Leap Day
Like Leap Day — the official name of February 29th, a name that makes sense but I never knew existed — I often try to catch up by piling all of my work into one periodic power session. Instead of working a little bit at a time to, say, organize my photos or scan files, I instead wait until I have a day off and then make the impossible promise of getting it all done in that one day. Without fail, this leads to either exhausted success — I complete my task, but to the detriment of everything else I wanted to do (and the day off itself) — or it leads to frustrated failure.
- “Rise” — Rainer Maria
- “Moby Octopad” — Yo La Tengo
- “I Wouldn’t Treat a Dog (The Way You Treated Me)” — Bobby “Blue” Bland
- “Lido Shuffle” — Boz Scaggs
- “I Don’t Want It Now” — The Body Electric
- ”Nappy Heads (Remix)” – The Fugees
- “Stella” — Ida Maria
- “Take Me Down Easy” — James Henry Jr.
- “Free Four” — Pink Floyd
- “O.O.T.G.” — JB the First Lady
- “My People Come from the Land” — Frank Waln
- “Aisle 13” — Built to Spill
- “Borderline” — Pool Kids
- “Emmylou” — First Aid Kit
- “The Mountain” — Mason Jennings
- “Boys Will Be Bugs” — Cavetown
Clearly, this entire process is flawed. Just like Leap Day, it turns out: while we make the assumption that we’re catching up on time lost, really we’re just shifting it around. There’s no more time; no less time — instead, it’s all an act to help keep things chunked into normal months and weeks, which is much easier for calendar creators but really not relevant to the day-to-day living functions of a human.
I’ve tried lately to be better at just doing things when they’re ready. Scheduling phone calls and scheduling monthly breaks for photo organization and scheduling time to read through my RSS feeds, but this level of structure leads to messiness when, you know, anything happens outside of that schedule. The yoke of productivity does not allow for inconsistency, and simply sectioning off time doesn’t actually stop the flow of time from doing what it wants.
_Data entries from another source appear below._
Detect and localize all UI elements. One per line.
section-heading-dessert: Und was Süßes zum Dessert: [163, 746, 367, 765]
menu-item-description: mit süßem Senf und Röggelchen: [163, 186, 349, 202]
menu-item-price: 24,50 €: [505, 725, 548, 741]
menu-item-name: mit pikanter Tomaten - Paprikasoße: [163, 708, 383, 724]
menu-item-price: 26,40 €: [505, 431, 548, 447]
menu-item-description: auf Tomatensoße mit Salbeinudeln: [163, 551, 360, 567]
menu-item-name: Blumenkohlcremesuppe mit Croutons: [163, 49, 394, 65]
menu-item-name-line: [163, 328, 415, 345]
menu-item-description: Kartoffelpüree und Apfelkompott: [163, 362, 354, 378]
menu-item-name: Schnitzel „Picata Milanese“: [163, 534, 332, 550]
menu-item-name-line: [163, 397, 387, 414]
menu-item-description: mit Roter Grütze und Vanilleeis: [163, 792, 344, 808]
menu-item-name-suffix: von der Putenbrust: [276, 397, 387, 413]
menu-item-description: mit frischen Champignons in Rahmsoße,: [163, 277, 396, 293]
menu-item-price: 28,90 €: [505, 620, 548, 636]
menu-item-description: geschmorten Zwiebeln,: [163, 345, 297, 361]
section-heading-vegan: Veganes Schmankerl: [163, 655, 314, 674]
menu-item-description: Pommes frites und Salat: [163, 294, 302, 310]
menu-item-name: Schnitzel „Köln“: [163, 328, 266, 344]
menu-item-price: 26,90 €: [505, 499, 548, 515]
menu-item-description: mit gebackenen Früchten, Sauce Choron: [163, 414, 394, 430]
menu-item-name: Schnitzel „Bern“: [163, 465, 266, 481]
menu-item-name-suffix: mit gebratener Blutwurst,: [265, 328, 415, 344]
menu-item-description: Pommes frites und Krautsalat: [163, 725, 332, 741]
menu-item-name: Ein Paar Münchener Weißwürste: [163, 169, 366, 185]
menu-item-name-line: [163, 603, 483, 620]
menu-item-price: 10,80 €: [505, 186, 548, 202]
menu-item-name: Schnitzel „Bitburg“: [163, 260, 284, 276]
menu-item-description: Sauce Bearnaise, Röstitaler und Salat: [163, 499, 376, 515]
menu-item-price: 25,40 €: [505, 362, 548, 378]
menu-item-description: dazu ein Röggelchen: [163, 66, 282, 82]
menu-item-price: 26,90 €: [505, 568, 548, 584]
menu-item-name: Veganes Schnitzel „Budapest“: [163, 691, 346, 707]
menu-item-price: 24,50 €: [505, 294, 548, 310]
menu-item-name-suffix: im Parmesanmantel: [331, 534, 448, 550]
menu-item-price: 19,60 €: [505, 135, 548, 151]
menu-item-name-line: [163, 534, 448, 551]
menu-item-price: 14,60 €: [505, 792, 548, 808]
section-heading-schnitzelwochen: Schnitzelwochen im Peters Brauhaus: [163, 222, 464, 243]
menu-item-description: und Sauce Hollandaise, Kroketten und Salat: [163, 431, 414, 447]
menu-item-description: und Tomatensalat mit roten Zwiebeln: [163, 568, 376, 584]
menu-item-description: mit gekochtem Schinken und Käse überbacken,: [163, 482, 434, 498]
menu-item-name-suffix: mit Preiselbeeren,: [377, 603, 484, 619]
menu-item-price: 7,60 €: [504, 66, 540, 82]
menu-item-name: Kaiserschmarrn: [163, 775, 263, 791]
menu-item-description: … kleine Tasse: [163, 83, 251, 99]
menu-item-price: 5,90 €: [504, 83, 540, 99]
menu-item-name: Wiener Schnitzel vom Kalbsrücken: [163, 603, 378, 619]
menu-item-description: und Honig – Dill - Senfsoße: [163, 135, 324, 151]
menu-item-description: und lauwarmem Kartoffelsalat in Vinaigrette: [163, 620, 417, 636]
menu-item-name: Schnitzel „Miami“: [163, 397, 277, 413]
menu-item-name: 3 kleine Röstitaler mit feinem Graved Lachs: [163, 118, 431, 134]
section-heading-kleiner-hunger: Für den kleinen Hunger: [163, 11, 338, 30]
My mind wants to be rigid: to hope these carved out sections of time allow for unprovoked flow. My heart knows it won’t work, so I allow myself to be more fluid, despite my mind’s objections. Saving the work for a later day just happens, because that’s how I can justify the schedule I keep otherwise. And when those days finally come — once a month, or once every four years — I can either work it with success or let it go, knowing that nothing is perfect.
Not even leap years are perfect. Today I learned about Leap Day’s biggest lie: that it only marginally corrects the calendar.
Leap year isn’t actually every four years, but instead is every four years except on the turn of the century … except for the centuries that happen to be divisible by 400. Which means if you a February 29th birthday in 1900, or upcoming in 2100, you actually wait eight years between birthdays.
It’s a lie we’ve all accepted. Just like those pictures I keep meaning to get organized.